If you're jonesing for an art fix, the months of October and November are sure to satisfy your craving.
From October 12 to 30, for three consecutive weekends, New Haven itself becomes an exhibition space as part of Artspace's 14th Annual City-Wide Open Studios. Local artists participating in the month-long visual arts festival welcome visitors to their studios in New Haven, West Haven, North Haven and Hamden. Other hot spots include Erector Square (the former Erector set factory), and the Alternative Space, an empty building for temporary installations. Some new features this year include an iPhone urban search app, which will allow registered artists to post updates to their studio information, and visitors to download CWOS maps, a special passport for studio visitors to use and fill during the middle weekend, making them eligible to win a specially commissioned print, and a private closing celebration party at the Yale University Art Gallery.
Overall, "We're trying to do some performances, and more activities in the studios," says Executive Director Helen Kauder.
In November, Artspace hosts an exhibition, organized by New York-based guest curator Rachel Gugelberger and funded in part by the National Endowment for the Arts called Library Science. The title and premise of Library Science derive partly from conceptual artist Eleanor Antin's 1972 work in which "pieces of information" describing women artists were catalogued by the Library of Congress classification system and subject headings. The show also finds inspiration in the field of library and information science, which investigates library resource usage, human interaction with library systems, and information organization.

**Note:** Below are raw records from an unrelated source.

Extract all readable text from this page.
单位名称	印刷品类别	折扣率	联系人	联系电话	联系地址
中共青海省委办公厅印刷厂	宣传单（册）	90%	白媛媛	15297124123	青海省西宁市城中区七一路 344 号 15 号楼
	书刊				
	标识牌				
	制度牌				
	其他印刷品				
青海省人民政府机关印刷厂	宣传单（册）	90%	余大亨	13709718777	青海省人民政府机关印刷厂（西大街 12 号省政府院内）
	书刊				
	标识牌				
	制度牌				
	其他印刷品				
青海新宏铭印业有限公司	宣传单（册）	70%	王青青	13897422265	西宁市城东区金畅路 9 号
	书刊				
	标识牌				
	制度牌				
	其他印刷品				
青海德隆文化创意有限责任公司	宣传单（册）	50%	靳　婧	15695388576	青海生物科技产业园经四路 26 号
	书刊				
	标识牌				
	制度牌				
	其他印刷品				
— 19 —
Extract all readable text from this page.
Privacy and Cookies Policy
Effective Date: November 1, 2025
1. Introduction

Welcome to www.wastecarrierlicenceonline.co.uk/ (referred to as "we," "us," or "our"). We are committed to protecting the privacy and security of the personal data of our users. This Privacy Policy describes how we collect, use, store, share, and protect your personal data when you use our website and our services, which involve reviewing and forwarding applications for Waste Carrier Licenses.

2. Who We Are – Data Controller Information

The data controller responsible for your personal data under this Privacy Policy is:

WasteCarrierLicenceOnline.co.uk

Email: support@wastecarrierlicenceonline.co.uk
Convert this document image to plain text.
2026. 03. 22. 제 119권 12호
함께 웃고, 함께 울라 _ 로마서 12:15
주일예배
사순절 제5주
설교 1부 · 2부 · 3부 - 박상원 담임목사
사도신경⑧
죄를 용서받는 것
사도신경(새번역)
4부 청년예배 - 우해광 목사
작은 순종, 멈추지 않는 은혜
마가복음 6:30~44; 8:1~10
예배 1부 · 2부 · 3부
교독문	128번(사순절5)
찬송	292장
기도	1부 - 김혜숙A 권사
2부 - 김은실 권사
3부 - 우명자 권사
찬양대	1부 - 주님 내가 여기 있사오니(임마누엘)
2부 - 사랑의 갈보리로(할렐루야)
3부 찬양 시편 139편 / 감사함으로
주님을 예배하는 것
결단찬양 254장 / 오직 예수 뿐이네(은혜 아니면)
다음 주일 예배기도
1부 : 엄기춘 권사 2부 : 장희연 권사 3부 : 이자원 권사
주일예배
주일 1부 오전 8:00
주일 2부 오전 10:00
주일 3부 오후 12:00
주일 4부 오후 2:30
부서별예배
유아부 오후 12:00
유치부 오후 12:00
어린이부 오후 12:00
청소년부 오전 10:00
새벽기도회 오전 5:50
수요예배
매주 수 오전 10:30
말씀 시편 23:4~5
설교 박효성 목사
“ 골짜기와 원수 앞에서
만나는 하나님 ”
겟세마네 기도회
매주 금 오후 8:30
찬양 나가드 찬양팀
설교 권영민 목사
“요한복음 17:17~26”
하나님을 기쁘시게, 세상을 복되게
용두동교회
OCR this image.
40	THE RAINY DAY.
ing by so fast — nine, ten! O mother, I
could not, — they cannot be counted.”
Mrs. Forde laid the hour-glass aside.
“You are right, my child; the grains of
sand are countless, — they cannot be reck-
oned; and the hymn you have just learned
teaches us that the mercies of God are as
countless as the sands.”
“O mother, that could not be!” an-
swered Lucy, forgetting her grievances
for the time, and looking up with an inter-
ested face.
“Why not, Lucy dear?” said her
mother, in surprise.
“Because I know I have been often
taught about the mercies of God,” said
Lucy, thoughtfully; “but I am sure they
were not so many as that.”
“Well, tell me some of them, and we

Library Science extends beyond the gallery in New Haven's Ninth Square: Connecticut artists will display work commissioned specifically for the show in libraries within walking distance, like the Institute Library, Beinecke Rare Books & Manuscripts and Haas Arts Libraries, which house great visual resources. "We wanted artists to be able to have an opportunity to really establish connections with librarians," says Kauder of what she considers the "living, transformative aspect" of Gugelberger's show. "Artists often don't necessarily have the easiest time to find resource materials."
Locals don't always know what's available to them either. As a part of the Library Science exhibition, Artspace plans to arrange a walking tour from library to library, which Kauder hopes will open these institutions up to the public.